Give writers the tools they need. Fill your house with pens, pencils, crayons, paper, chalk, gluestick, glitter,
and any supplies you can think of to make writing fun. When kids have all the supplies they need, they’ll be more likely to experiment
and play with writing.
Elementary
Children need real reasons to write. Here’s one idea to give purpose to writing: Before you start off on your weekend errands, ask your child to help out by writing a grocery list of favorite foods, an agenda for
a perfect day, or a list of places to visit. Together, check off the items off as you go!
Writers need real audiences
to read and respond to their work. The next time your child writes a story or poem, make color copies and distribute to family
and friends. Celebrate the publication with a book-signing at your house!
Middle School
Real writing can happen all
the time: both inside and outside school. Help your child find real reasons to write outside school: a letter of
complaint about a broken videogame, an invitation to a get together, or a request for information about a sporting event.
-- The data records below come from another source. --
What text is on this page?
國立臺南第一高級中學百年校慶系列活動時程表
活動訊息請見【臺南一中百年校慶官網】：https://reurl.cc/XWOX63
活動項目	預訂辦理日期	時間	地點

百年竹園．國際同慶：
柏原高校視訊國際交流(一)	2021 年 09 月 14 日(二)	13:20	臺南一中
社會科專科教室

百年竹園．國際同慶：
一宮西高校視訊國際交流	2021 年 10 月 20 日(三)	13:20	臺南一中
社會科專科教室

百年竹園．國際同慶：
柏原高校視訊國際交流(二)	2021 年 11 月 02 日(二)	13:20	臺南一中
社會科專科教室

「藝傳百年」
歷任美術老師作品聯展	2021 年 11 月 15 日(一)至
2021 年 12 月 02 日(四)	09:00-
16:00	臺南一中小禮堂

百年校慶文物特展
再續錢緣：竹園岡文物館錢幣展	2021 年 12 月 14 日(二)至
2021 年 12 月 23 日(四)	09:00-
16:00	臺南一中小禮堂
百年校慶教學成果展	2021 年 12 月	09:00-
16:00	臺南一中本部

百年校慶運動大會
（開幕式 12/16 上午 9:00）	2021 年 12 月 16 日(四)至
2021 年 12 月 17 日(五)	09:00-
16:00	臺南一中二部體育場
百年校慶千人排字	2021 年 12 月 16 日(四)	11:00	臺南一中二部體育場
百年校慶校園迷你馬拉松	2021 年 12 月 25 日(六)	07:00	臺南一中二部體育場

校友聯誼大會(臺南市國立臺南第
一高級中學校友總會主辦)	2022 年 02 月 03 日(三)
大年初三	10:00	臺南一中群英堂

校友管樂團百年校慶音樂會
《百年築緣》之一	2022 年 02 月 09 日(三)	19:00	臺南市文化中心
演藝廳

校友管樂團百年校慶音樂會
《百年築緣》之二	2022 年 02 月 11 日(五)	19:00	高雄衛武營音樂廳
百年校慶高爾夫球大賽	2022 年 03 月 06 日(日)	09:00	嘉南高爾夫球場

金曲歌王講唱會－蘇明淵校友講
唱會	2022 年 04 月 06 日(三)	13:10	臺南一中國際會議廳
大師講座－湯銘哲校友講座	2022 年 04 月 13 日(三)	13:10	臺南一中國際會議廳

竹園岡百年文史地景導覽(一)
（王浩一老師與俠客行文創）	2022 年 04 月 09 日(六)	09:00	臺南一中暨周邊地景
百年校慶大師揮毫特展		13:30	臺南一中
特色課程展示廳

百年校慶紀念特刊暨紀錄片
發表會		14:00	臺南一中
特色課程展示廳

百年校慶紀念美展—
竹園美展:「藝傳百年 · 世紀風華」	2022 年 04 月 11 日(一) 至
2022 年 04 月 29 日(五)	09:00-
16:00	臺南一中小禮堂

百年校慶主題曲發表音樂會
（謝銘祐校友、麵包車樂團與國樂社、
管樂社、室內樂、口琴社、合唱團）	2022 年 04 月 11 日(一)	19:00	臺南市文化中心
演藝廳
Make
writing real—and not just an exercise.
All writers need encouragement. Be a cheerleader for your middle school writers
by listening to or reading their writing, asking heartfelt questions, and celebrating their work. The more positive feedback
young writers get, the more likely they’ll be to keep on writing.
High School
Everyone is a writer! Most adults write
all the time: for work, for pleasure, for household management. Talk to your teen about how you use writing in your life
or even about a specific piece that you are writing. And answer your teen’s questions about your writing: what challenges
you, what you like, how it feels to be a writer.
Good writing starts with good ideas and builds from there. Issues of grammar
and punctuation only make sense when the ideas come first. Help your teen focus on ideas by asking them about what they’re thinking,
what they’re doing, and what they’re writing. Focus on ideas and content first -- before you talk about grammar and punctuation.